Java: to circumvent the need for an impossible change in the value of a local variable from outside

Task

• When you click the FloatingActionButton button should turn (resulting in the "plus sign - add" icon to "cross - cancel") and a popupWindow pop-up window should appear;
• When the FloatingActionButton pressed again, the button should return to its original position, and the window should disappear.
• The same should happen when you popupWindow outside the popupWindow zone popupWindow

The first two items are fully implemented via OnClickListener() . To implement the third one, there is the PopupWindow.OnDismissListener() method, but one thing is that it “ PopupWindow.OnDismissListener() button” on the button, which is the source of the problem discussed in this question.

Decision

 private void initFAB(){ fab = (FloatingActionButton) findViewById(R.id.fab); //... final PopupWindow popupWindow = new PopupWindow(popup_window, ViewGroup.LayoutParams.WRAP_CONTENT, ViewGroup.LayoutParams.WRAP_CONTENT); // Срабатывает только при нажатии на кнопку fab.setOnClickListener(new View.OnClickListener() { // Триггер; в начальном состоянии окно убрано boolean fABShowMenu = false; public void onClick(View view) { popupWindow.setOutsideTouchable(true); if (!fABShowMenu){ // должно выполняться, когда окно убрано rotateFabForward(); popupWindow.showAtLocation(fab, Gravity.END | Gravity.BOTTOM, 50, 400); fABShowMenu = true; // теперь окно показано } else{ // должно выполняться, когда окно показано rotateFabBackward(); popupWindow.dismiss(); fABShowMenu = false; // теперь онко убрано } } }); popupWindow.setOnDismissListener(new PopupWindow.OnDismissListener() { @Override public void onDismiss(){ rotateFabBackward(); //fABShowMenu = false; } }); } 

This solution works, but if you close the window by touching it outside, then pressing the button again will not open it, because the fABShowMenu trigger is still true; .

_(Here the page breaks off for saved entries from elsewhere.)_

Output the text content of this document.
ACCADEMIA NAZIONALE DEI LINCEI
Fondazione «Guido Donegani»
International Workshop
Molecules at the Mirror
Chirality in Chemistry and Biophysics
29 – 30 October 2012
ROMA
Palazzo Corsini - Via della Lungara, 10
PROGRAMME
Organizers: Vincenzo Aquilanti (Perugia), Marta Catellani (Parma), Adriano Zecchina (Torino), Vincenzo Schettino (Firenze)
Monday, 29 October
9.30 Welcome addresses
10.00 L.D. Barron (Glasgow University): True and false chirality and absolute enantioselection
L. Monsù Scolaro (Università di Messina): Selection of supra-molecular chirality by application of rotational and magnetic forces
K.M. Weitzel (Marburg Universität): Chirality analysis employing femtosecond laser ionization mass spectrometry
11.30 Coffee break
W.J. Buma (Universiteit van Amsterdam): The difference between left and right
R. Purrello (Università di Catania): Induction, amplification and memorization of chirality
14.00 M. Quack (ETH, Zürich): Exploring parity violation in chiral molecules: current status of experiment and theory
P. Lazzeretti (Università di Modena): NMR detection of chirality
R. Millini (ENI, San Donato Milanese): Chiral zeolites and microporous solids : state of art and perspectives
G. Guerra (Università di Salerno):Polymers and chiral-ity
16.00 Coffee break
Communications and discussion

• Ideally, to solve the problem, you need one thing: from the setOnDismissListener method setOnDismissListener change the value of fABShowMenu = false; . But you can not - this is a local variable of another method.
• We cannot declare a variable without initialization outside the setOnClickListener method — it will Variable ... accessed from within inner class, needs to be declared final . To make it final without initialization is meaningless, and if initialized, then at the input if (!fABShowMenu){ condition will always be !false , that is, true .
• You setOnDismissListener push setOnDismissListener inside OnClickListener() , but then when you press the button in order to close the menu, two events will “shoot” at once - Dismiss and Click . As the experiment shows, onDismiss returns false , then the onClick will work with this value at the input and in the else (where we need) we do not get.

Anything can be done without fundamentally changing the decision?

Update

Ideally, to solve the problem, you need one thing: from the setOnDismissListener method setOnDismissListener change the value of fABShowMenu = false; .

I beg your pardon, nonsense said. Even if in some incredible way I did what I said, then the onClick method will be onClick , in which we come with fABShowMenu = false; and the menu will open immediately. When you press FAB when the menu is open, two events occur, and that’s the problem.